A super smart speech, hope it turns into a super smart move as well.
Top product from Apple in 2020
October 25, 2007
Best argument on why Social Networks are overrated
October 13, 2007
Google Blogoscoped citing Jason McCabe Calacanis at a discussion in front of a crowd interested in Facebook issues.
<<Social networking is second only to chat rooms as being the lowest CPM, the worst place to advertise… that’s not gonna change. And the reason for that – and this has nothing to do with Facebook, MySpace has the same problems – the reason is the content of your friends and family is more compelling than any advertisement will be.
This is why the comments in the last panel were so foolish about it being so competitive to Google, because Google has the greatest advertising in the history of media ever created… which is search advertising. When you type a word into the box, we know what you’re looking for.
When you’re on Facebook, we know you’re looking to meet a girl or a guy, or talk to your friends or your family.
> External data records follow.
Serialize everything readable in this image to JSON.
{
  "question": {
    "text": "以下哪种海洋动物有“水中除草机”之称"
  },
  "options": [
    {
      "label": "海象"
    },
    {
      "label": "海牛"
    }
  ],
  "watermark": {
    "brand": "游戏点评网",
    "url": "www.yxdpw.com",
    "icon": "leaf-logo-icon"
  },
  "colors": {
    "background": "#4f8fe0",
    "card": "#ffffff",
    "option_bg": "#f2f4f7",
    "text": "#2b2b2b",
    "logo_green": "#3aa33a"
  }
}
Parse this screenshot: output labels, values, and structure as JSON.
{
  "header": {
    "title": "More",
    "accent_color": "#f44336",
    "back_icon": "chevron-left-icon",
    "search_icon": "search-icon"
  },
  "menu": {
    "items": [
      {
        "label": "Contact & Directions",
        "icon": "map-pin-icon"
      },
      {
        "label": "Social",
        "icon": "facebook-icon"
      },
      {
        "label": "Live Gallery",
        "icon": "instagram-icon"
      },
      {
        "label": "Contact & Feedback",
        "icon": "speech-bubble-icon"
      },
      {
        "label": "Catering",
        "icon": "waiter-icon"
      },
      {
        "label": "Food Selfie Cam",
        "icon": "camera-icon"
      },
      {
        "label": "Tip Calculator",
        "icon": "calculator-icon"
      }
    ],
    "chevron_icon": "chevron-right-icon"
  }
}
It’s a terrible platform to advertise, it always will be. It will always be low CPM, but high page views that make it up in volume. It’s a terrible, terrible way to make money.>>
So true!
Force.com may unleash the genie for small software businesses
September 18, 2007
On Sunday Force.com will be released as a platform to build entire web applications from scratch using Salesforce.com infrastructure. They are calling it PaaS (Platform as a service). They write “With the Force.com platform, you can build any application, any database, any logic, and run it all on demand on our trusted, secure infrastructure.” Force.com comes with Visualforce, which they promise gives the developer the possibility to create quickly great Ajax-based user interfaces on top of their applications.
Force.com gives freely Force.com cookbook, which I think it´s worth a quick read: Wow, it integrates with the Eclipse Platform! So you create your applications confortably offline and then zap, upload it to Force.com. The text has some inprecisions (calling the MDC pattern a paradigm for instance), but all in all is a good start. I bet they will improve that when people start using the thing.
Remeber Java? If this catches on, Salesforce.com may be the epicentrum of a movement for a new generation of small software companies from Pakistan, Brazil, Bulgary, South Africa and wherever there is internet to develop and market their software through a reliable world wide brand. Force.com has the potential to become the first marketplace ever of reusable software components, applications and mash-ups. Tapping in a huge, huge money pod.